Street Art As a Tool for Anthropological Understanding: The Case of Comuna 13 of Medellin

Monday, 7 July 2025: 00:00
Location: FSE013 (Faculty of Education Sciences (FSE))
Oral Presentation
Claudio RIGA, Universidad de Los Andes, Colombia
Urban anthropologists are shifting from traditional paradigms that framed the city merely as the “object” or “context” of research, toward frameworks that emphasize the city as a dynamic process, shaped and reshaped by the city-making practices implemented by its residents (Agier 2020). Concurrently, there is an increasing tendency to employ experimental visual practices to enhance the communication of research findings (Anzoise, Barberi, and Scandurra 2017).

In this presentation, drawing on my ethnographic fieldwork in Comuna 13 of Medellín, Colombia, I will discuss street art as both a powerful ethnographic tool for observing the city as a process and an effective medium for disseminating ethnographic knowledge. Through the presentation, I will showcase five street artworks that visually embody the history and collective memory of the community on the surface of public spaces. These artworks will help the audience immerse themselves in the world of Comuna 13, understand key events in its history and collective memory, and observe its constant process of change and adaptation. In other words, these artworks will allow us to see Comuna 13 not as a static object, but as a dynamic process continuously shaped and reshaped by the city-making practices implemented by its residents.
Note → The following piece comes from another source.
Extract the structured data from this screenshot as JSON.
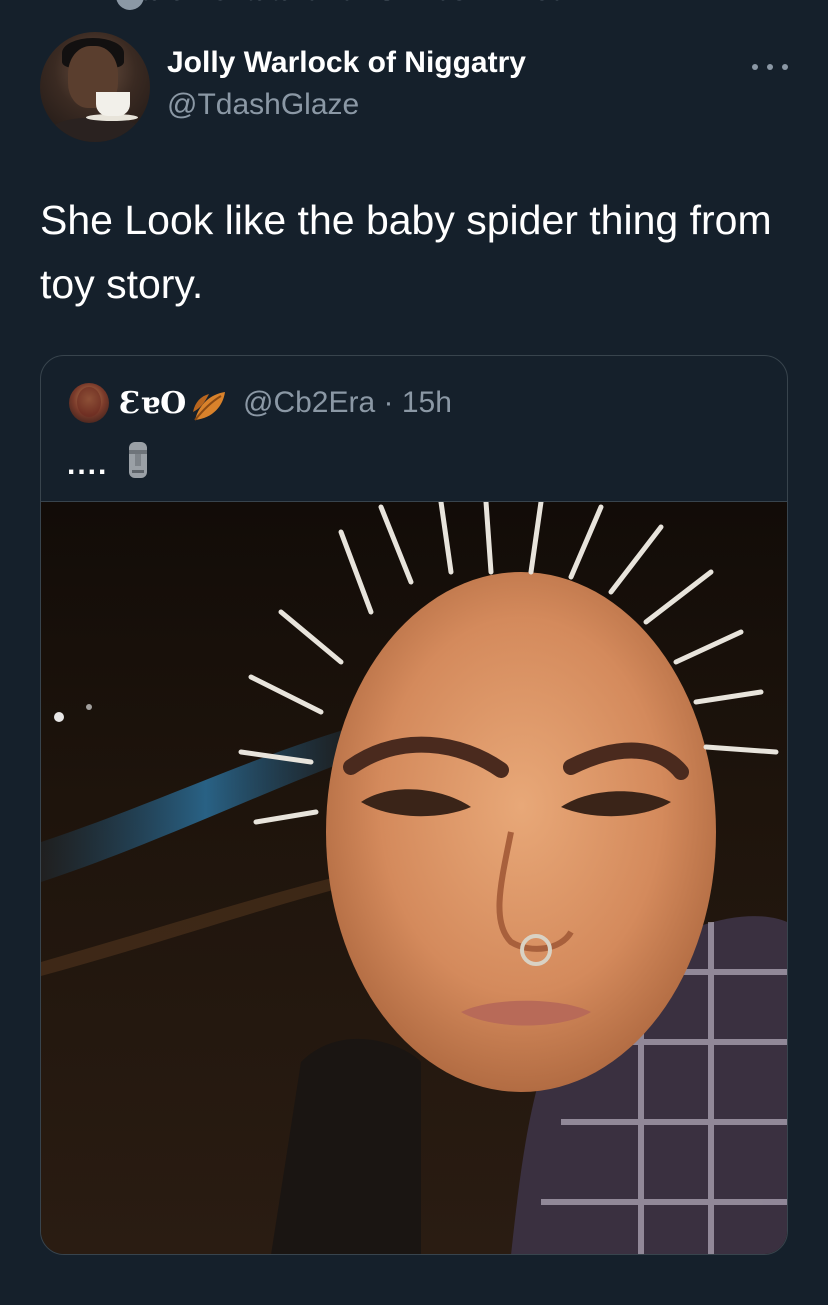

The case of Comuna 13 demonstrates that street art, while a globally widespread form of artistic expression, embodies deeply contextual and situated elements that can offer innovative pathways for studying complex urban phenomena. Despite this, its potential for anthropological and sociological understanding has yet to be fully explored. This presentation aims to address this gap by offering urban scholars new and fascinating possibilities for analyzing contemporary cities through the lens of street art and for presenting their findings using graphic visualizations.